Doctorat en Chine : les faits vérifiés
Face à la gravité de ces accusations, les rédactions de EventsRDC et Cumulard.cd ont mené une enquête conjointe indépendante. Après recoupement auprès de la China Academy of Art à Hangzhou, il ressort de manière formelle que Henri Kalama a bien suivi un cursus doctoral de trois ans au sein de cette prestigieuse institution, obtenant en 2014 un doctorat en arts plastiques et en phénoménologie de l’art.
Des confirmations officielles irréfutables
Les informations ont été confirmées via les canaux officiels de l’université chinoise, notamment son site institutionnel ( via le site officiel de l’académie chinoise chsi.com.cn ) et par des échanges directs avec l’institution à travers son adresse officielle (caaic@163.com), et des échanges directs avec l’administration académique. Celle-ci a validé l’enregistrement et la diplomation du Professeur Kalama, précisant que, conformément à la réglementation en vigueur en Chine, certains détails académiques restent confidentiels et accessibles uniquement aux étudiants concernés.
Une gestion reconnue, tournée vers l’avenir
Ces éléments factuels dissipent les zones d’ombre et démontrent le caractère infondé des accusations, perçues par de nombreux observateurs comme une tentative de déstabilisation politique.

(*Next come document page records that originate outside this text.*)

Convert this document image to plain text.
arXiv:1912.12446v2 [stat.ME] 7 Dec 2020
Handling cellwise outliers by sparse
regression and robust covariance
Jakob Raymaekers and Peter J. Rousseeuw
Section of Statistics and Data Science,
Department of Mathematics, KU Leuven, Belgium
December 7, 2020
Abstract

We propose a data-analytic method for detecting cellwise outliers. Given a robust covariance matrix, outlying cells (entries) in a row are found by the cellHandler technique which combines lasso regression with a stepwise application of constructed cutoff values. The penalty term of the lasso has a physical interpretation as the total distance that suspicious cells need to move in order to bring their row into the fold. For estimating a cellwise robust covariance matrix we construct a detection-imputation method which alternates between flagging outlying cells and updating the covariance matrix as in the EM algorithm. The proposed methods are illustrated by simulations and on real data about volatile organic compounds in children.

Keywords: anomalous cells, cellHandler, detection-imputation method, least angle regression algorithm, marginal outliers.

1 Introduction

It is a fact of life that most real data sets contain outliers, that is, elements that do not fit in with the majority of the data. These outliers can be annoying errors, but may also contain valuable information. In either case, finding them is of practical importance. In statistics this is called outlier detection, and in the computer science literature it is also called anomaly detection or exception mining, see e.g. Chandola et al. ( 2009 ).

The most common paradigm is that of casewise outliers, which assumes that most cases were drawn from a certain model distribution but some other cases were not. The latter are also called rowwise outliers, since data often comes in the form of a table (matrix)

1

Depuis sa prise de fonction en 2016, récemment reconduite, Henri Kalama a impulsé une gouvernance saluée pour sa transparence, sa rigueur financière et la valorisation du corps enseignant. Face aux polémiques, il demeure concentré sur l’essentiel : la modernisation des infrastructures, l’amélioration du curriculum, le renforcement des ressources humaines et l’ouverture internationale de l’Académie des Beaux-Arts de Kinshasa.